META is moving fast and finding hacks to support increased GPU capacity…
META also had multiple presentations at Hot Chips focused on datacenter layouts and accelerators, but in contrast to GOOGL’s many years of iterative development, META is finding new and innovative ways to bring infrastructure capacity online quickly without starting from scratch.
Presentations showed META’s work to adapt water cooling into rack-based units that can sit side-by-side with computing racks, bringing the advantages of water cooling into existing datacenter shells. We also learned a lot more about META’s efforts to modify NVDA’s NVL72 racks into META’s Catalina configurations, which have more CPU and RAM capacity to better suit META’s needs.
There was no presentation on META’s custom AI chip efforts at the event, and this may be a slight negative read on their efforts in this area. Reports from March indicated that META had begun testing its first training-focused chips, but the lack of updates since then may indicate growing pains, or at least that there is less likelihood of a major push into production workloads in the near-term.
…just as an NVDA disclosure tweak could indicate META taking #2 position?

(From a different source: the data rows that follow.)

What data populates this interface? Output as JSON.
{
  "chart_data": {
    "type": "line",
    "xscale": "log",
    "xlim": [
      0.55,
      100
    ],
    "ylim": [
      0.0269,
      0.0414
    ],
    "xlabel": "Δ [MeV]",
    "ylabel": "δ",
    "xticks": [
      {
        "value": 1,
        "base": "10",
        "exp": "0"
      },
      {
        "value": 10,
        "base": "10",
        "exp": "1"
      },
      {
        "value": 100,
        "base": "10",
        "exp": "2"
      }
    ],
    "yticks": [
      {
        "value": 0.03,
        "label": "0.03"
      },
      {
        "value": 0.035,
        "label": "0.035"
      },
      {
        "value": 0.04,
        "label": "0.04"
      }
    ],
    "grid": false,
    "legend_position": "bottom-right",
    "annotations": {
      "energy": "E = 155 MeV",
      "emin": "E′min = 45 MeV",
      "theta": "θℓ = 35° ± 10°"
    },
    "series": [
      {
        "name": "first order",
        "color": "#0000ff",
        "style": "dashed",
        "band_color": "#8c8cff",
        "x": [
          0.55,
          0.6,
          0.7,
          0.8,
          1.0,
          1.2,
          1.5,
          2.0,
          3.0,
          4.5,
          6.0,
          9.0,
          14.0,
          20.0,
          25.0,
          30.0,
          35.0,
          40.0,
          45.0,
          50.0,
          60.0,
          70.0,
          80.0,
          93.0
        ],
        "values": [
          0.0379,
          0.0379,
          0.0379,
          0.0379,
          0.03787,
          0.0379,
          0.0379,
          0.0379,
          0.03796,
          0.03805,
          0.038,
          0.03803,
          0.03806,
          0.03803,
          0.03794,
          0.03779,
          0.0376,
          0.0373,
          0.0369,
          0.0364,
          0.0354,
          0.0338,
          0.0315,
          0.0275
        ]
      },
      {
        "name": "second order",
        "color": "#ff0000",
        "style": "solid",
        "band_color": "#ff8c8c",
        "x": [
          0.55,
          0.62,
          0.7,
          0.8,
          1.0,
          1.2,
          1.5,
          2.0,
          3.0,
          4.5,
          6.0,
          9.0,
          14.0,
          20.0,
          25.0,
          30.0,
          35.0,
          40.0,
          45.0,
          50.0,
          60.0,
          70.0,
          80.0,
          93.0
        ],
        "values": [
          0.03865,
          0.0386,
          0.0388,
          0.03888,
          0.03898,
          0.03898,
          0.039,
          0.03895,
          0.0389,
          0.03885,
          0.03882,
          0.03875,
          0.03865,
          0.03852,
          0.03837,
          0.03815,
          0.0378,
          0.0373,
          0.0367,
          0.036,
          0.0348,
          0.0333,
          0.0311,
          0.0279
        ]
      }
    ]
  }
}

NVDA disclosed two indirect customers greater than 10% share of Compute and Networking segment revenues in F1Q26 and F2Q26, but only one in F1H26. We think this could imply there are two indirect customers vying for #2 behind the presumptive largest customer MSFT, and that they likely swapped the position from 1Q to 2Q to round out the Top 3.
META being that rising #2 customer would align with its aggressive publicly announced AI infrastructure projects and rising capex intensity (from 24% of revenue in 2024 to 36% in 2025). It would also align with our AI Capex estimates for GOOGL, META, and AMZN, where we model META to increase its share of NVDA revenue to match that of AMZN, and remain ahead of GOOGL in 2025. We await Zuck’s next Reel sharing more on META’s GPU unit purchases – which have come the day before 4Q earnings each of the past two years -- and we think they will be way higher than the last one.

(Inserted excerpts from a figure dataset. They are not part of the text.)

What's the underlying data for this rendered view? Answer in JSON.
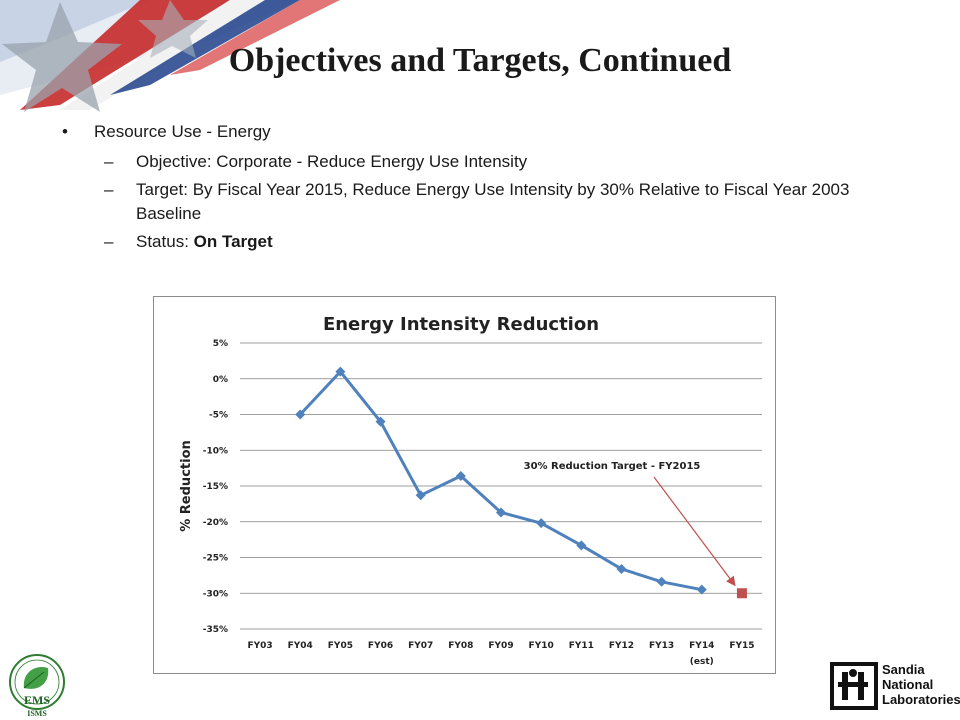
{
  "slide": {
    "title": "Objectives and Targets, Continued",
    "bullet": "Resource Use - Energy",
    "sub_items": [
      {
        "label": "Objective:  Corporate - Reduce Energy Use Intensity"
      },
      {
        "label": "Target: By Fiscal Year 2015, Reduce Energy Use Intensity by 30% Relative to Fiscal Year 2003 Baseline"
      },
      {
        "prefix": "Status: ",
        "value": "On Target"
      }
    ]
  },
  "logos": {
    "ems": {
      "letters": "EMS",
      "sub": "ISMS",
      "ring": "Environmental Management System"
    },
    "sandia": {
      "line1": "Sandia",
      "line2": "National",
      "line3": "Laboratories"
    }
  },
  "colors": {
    "series": "#4f81bd",
    "target": "#c0504d",
    "arrow": "#c0504d",
    "grid": "#7f7f7f"
  },
  "chart_data": {
    "type": "line",
    "title": "Energy Intensity Reduction",
    "ylabel": "% Reduction",
    "xlabel": "",
    "categories": [
      "FY03",
      "FY04",
      "FY05",
      "FY06",
      "FY07",
      "FY08",
      "FY09",
      "FY10",
      "FY11",
      "FY12",
      "FY13",
      "FY14",
      "FY15"
    ],
    "category_sublabels": {
      "FY14": "(est)"
    },
    "y_ticks": [
      "5%",
      "0%",
      "-5%",
      "-10%",
      "-15%",
      "-20%",
      "-25%",
      "-30%",
      "-35%"
    ],
    "ylim": [
      -35,
      5
    ],
    "grid": true,
    "series": [
      {
        "values": [
          null,
          -5,
          1,
          -6,
          -16.3,
          -13.6,
          -18.7,
          -20.2,
          -23.3,
          -26.6,
          -28.4,
          -29.5,
          null
        ]
      }
    ],
    "target_point": {
      "category": "FY15",
      "value": -30
    },
    "annotation": {
      "text": "30% Reduction Target - FY2015",
      "points_to": "FY15"
    }
  }
}
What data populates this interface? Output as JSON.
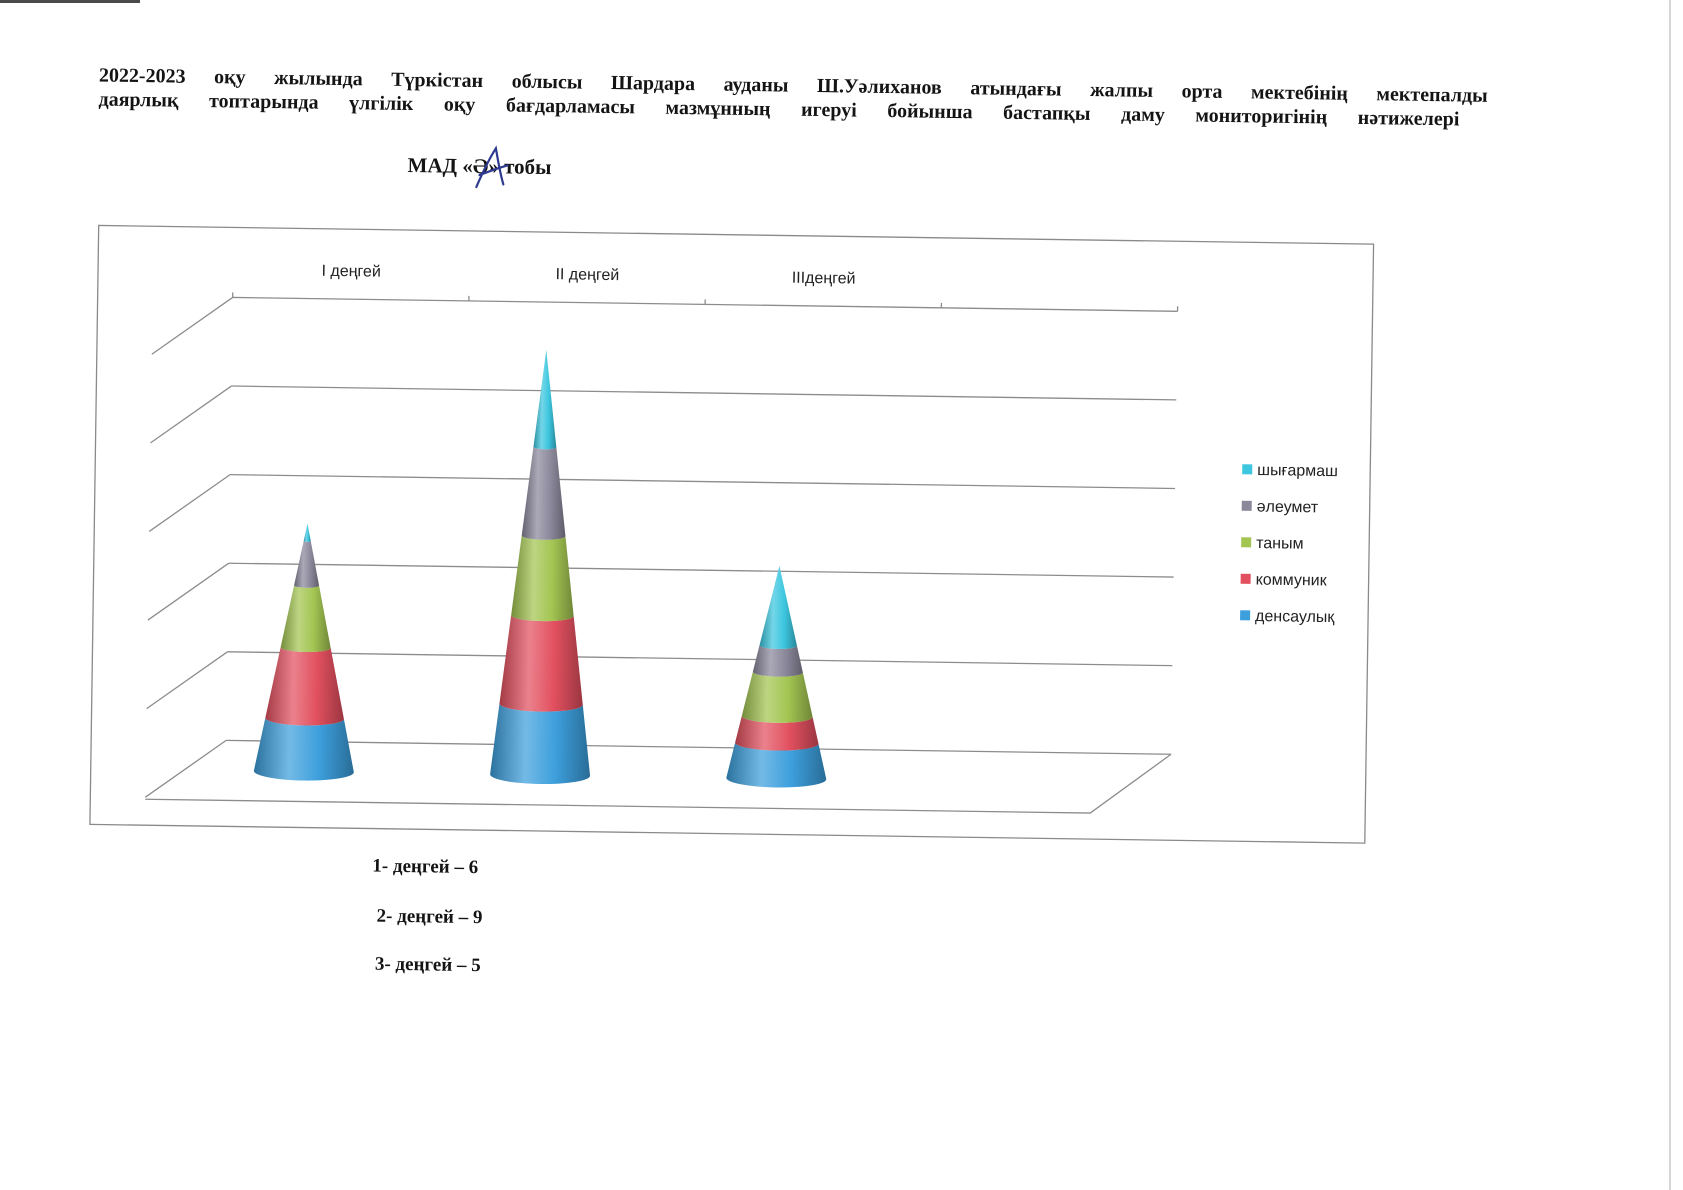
{
  "title": {
    "line1": "2022-2023 оқу жылында Түркістан облысы Шардара ауданы Ш.Уәлиханов атындағы жалпы орта мектебінің мектепалды",
    "line2": "даярлық топтарында үлгілік оқу бағдарламасы мазмұнның игеруі бойынша бастапқы даму мониторигінің нәтижелері"
  },
  "subtitle": {
    "prefix": "МАД «",
    "letter": "Ә",
    "suffix": "» тобы",
    "handwritten_mark": "А",
    "handwritten_color": "#2d3a8f"
  },
  "chart_data": {
    "type": "bar",
    "style": "3d-stacked-cone",
    "categories": [
      "I деңгей",
      "II деңгей",
      "IIIдеңгей",
      ""
    ],
    "series": [
      {
        "name": "денсаулық",
        "color": "#3d9fdc",
        "values": [
          1.2,
          1.6,
          0.8,
          null
        ]
      },
      {
        "name": "коммуник",
        "color": "#e2505f",
        "values": [
          1.6,
          2.0,
          0.6,
          null
        ]
      },
      {
        "name": "таным",
        "color": "#a3c552",
        "values": [
          1.4,
          1.8,
          1.0,
          null
        ]
      },
      {
        "name": "әлеумет",
        "color": "#8b889b",
        "values": [
          1.0,
          2.0,
          0.6,
          null
        ]
      },
      {
        "name": "шығармаш",
        "color": "#3cc6df",
        "values": [
          0.4,
          2.2,
          1.8,
          null
        ]
      }
    ],
    "ylim": [
      0,
      10
    ],
    "major_unit": 2,
    "gridlines": true,
    "value_axis_labels_shown": false,
    "legend": "right",
    "frame_color": "#8a8a8a"
  },
  "summary": [
    "1- деңгей – 6",
    "2- деңгей – 9",
    "3- деңгей – 5"
  ]
}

The disclosure is also relevant for the presumptive former #2 and new #3, especially if it is AMZN/AWS given investor concerns about AWS share of NVDA GPUs (and especially following the 2Q25 print). It could also be GOOGL, which would suggest that its capacity constraints may linger longer, but would make 2Q25 GCP revenue acceleration all the more impressive if GOOGL is falling in GPU delivery share.
For AWS, falling share of NVDA GPU deliveries is baked into our AI capex estimates, which underpin the installed base used by AWS, and we remain confident that AWS revenue will accelerate in 2H25 on easing capacity constraints for generative AI. We think AMZN is pushing hard to increase all capacity, including a broad embrace of NVDA infrastructure that we saw at the AWS Summit NYC, while this fall likely brings the introduction of Trainium3 at the flagship re:Invent event in Las Vegas, starting with keynotes on December 1st.

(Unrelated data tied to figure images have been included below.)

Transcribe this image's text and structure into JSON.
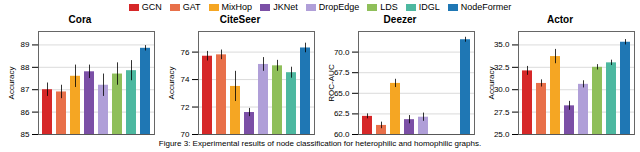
{
  "chart_data": [
    {
      "type": "bar",
      "title": "Cora",
      "ylabel": "Accuracy",
      "categories": [
        "GCN",
        "GAT",
        "MixHop",
        "JKNet",
        "DropEdge",
        "LDS",
        "IDGL",
        "NodeFormer"
      ],
      "values": [
        87.0,
        86.9,
        87.6,
        87.8,
        87.2,
        87.7,
        87.85,
        88.85
      ],
      "errors": [
        0.3,
        0.3,
        0.5,
        0.3,
        0.5,
        0.5,
        0.45,
        0.12
      ],
      "colors": [
        "#d62728",
        "#e8704a",
        "#f5a623",
        "#7b4fa6",
        "#b09fd8",
        "#8fbf5a",
        "#4db8a0",
        "#1f77b4"
      ],
      "ylim": [
        85,
        89.6
      ],
      "yticks": [
        85,
        86,
        87,
        88,
        89
      ],
      "grid": true,
      "legend": "top",
      "tick_labels": "y"
    },
    {
      "type": "bar",
      "title": "CiteSeer",
      "ylabel": "Accuracy",
      "categories": [
        "GCN",
        "GAT",
        "MixHop",
        "JKNet",
        "DropEdge",
        "LDS",
        "IDGL",
        "NodeFormer"
      ],
      "values": [
        75.7,
        75.8,
        73.5,
        71.6,
        75.1,
        75.0,
        74.5,
        76.3
      ],
      "errors": [
        0.35,
        0.35,
        1.1,
        0.3,
        0.5,
        0.4,
        0.4,
        0.35
      ],
      "colors": [
        "#d62728",
        "#e8704a",
        "#f5a623",
        "#7b4fa6",
        "#b09fd8",
        "#8fbf5a",
        "#4db8a0",
        "#1f77b4"
      ],
      "ylim": [
        70,
        77.5
      ],
      "yticks": [
        70,
        72,
        74,
        76
      ],
      "grid": true,
      "legend": "top",
      "tick_labels": "y"
    },
    {
      "type": "bar",
      "title": "Deezer",
      "ylabel": "ROC-AUC",
      "categories": [
        "GCN",
        "GAT",
        "MixHop",
        "JKNet",
        "DropEdge",
        "LDS",
        "IDGL",
        "NodeFormer"
      ],
      "values": [
        62.2,
        61.1,
        66.2,
        61.8,
        62.1,
        null,
        null,
        71.5
      ],
      "errors": [
        0.3,
        0.4,
        0.5,
        0.5,
        0.5,
        null,
        null,
        0.3
      ],
      "colors": [
        "#d62728",
        "#e8704a",
        "#f5a623",
        "#7b4fa6",
        "#b09fd8",
        "#8fbf5a",
        "#4db8a0",
        "#1f77b4"
      ],
      "ylim": [
        60.0,
        72.5
      ],
      "yticks": [
        {
          "value": 60,
          "label": "60.0"
        },
        62.5,
        {
          "value": 65,
          "label": "65.0"
        },
        67.5,
        {
          "value": 70,
          "label": "70.0"
        }
      ],
      "grid": true,
      "legend": "top",
      "tick_labels": "y"
    },
    {
      "type": "bar",
      "title": "Actor",
      "ylabel": "Accuracy",
      "categories": [
        "GCN",
        "GAT",
        "MixHop",
        "JKNet",
        "DropEdge",
        "LDS",
        "IDGL",
        "NodeFormer"
      ],
      "values": [
        32.1,
        30.7,
        33.7,
        28.2,
        30.6,
        32.5,
        33.0,
        35.3
      ],
      "errors": [
        0.5,
        0.4,
        0.8,
        0.5,
        0.4,
        0.3,
        0.3,
        0.3
      ],
      "colors": [
        "#d62728",
        "#e8704a",
        "#f5a623",
        "#7b4fa6",
        "#b09fd8",
        "#8fbf5a",
        "#4db8a0",
        "#1f77b4"
      ],
      "ylim": [
        25.0,
        36.5
      ],
      "yticks": [
        {
          "value": 25,
          "label": "25.0"
        },
        27.5,
        {
          "value": 30,
          "label": "30.0"
        },
        32.5,
        {
          "value": 35,
          "label": "35.0"
        }
      ],
      "grid": true,
      "legend": "top",
      "tick_labels": "y"
    }
  ],
  "caption": "Figure 3: Experimental results of node classification for heterophilic and homophilic graphs."
}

For reference, below are the NVDA disclosures, with bolding added):
F1Q26 10-Q: For the first quarter of fiscal year 2026, two indirect customers which primarily purchase our products through system integrators and distributors, including through Direct Customers A and B, are estimated to represent 10% or more of total revenue, attributable to the Compute & Networking segment.
F2Q26 10-Q: For the second quarter of fiscal year 2026, two indirect customers—primarily purchasing our products through Direct Customers A and B—are each estimated to represent 10% or more of total revenue and attributable to the Compute & Networking segment.
For the first half of fiscal year 2026, one indirect customer—primarily purchasing through Direct Customer A—is estimated to represent 10% or more of total revenue and attributable to the Compute & Networking segment.